Saturday, August 23, 2008

SHOOT ON SIGHT - poorly made, crude, political drama

SHOOT ON SIGHT is a poorly made, earnest but superficial film about the British police response to the post 9-11 terrorist threat. It's made by the team that brought us PROVOKED - another movie based in the British Asian community. It shares that film's ropey production values as well as its caricature about race issues in the UK.

The movie takes its inspiration from the
de Menezes shooting, in which an innocent South American man was mistaken by British police to be a suicide bomber and was shot in a tube station just after the 7/7 bombings. However, in its ham-fisted way, instead of making the victim a South American clean-shaven man, they make him a caricature Orthodox muslim complete with kurta pajama and cap. The nervous police, as represented by Brian Cox, bring in a muslim cop (Naseerudin Shah) to investigate the case. Shah is a very fine actor, but his accent is all over the shop - from Cockney to Scouse - and this is extremely distracting. This being a simplistic, neat drama, obviously the copper's childhood friend just happens to be a fanatical mullah. And of course, wouldn't you just know that he's sponsored his nice young radical nephew to come and live in his loft-conversion?
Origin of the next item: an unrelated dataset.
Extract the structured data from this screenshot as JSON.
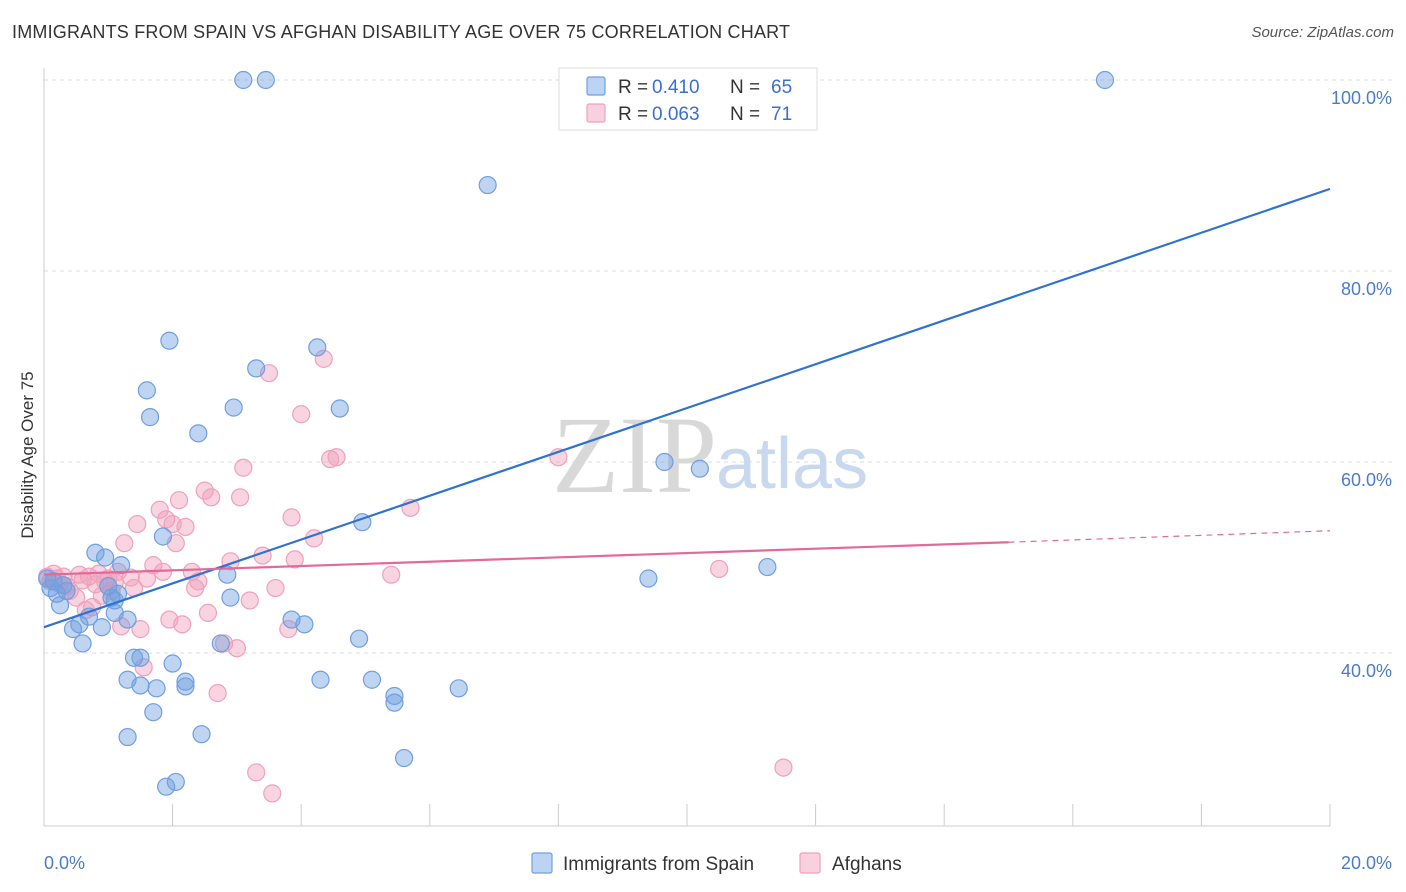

Apart from Gulshan Grover and Om Puri (representing moderate and radical Islam), the performances are all weak. Crucially, there is no attempt to understand how the suicide bomber became a radical. Behind the camera, we have a shooting style reminiscent of cheap British soap operas and a score that is as subtle as a Bollywood melodrama.

If you want to see a movie about the pyschology and politics behind suicide bombing and the police response to it, you would do far better to watch the recent Indian art movie, BLACK AND WHITE. BLACK AND WHITE strives hard to prove that the issues are never really so binary, whereas SHOOT ON SIGHT never bothers with such nuances.

SHOOT ON SIGHT is on release in the UK.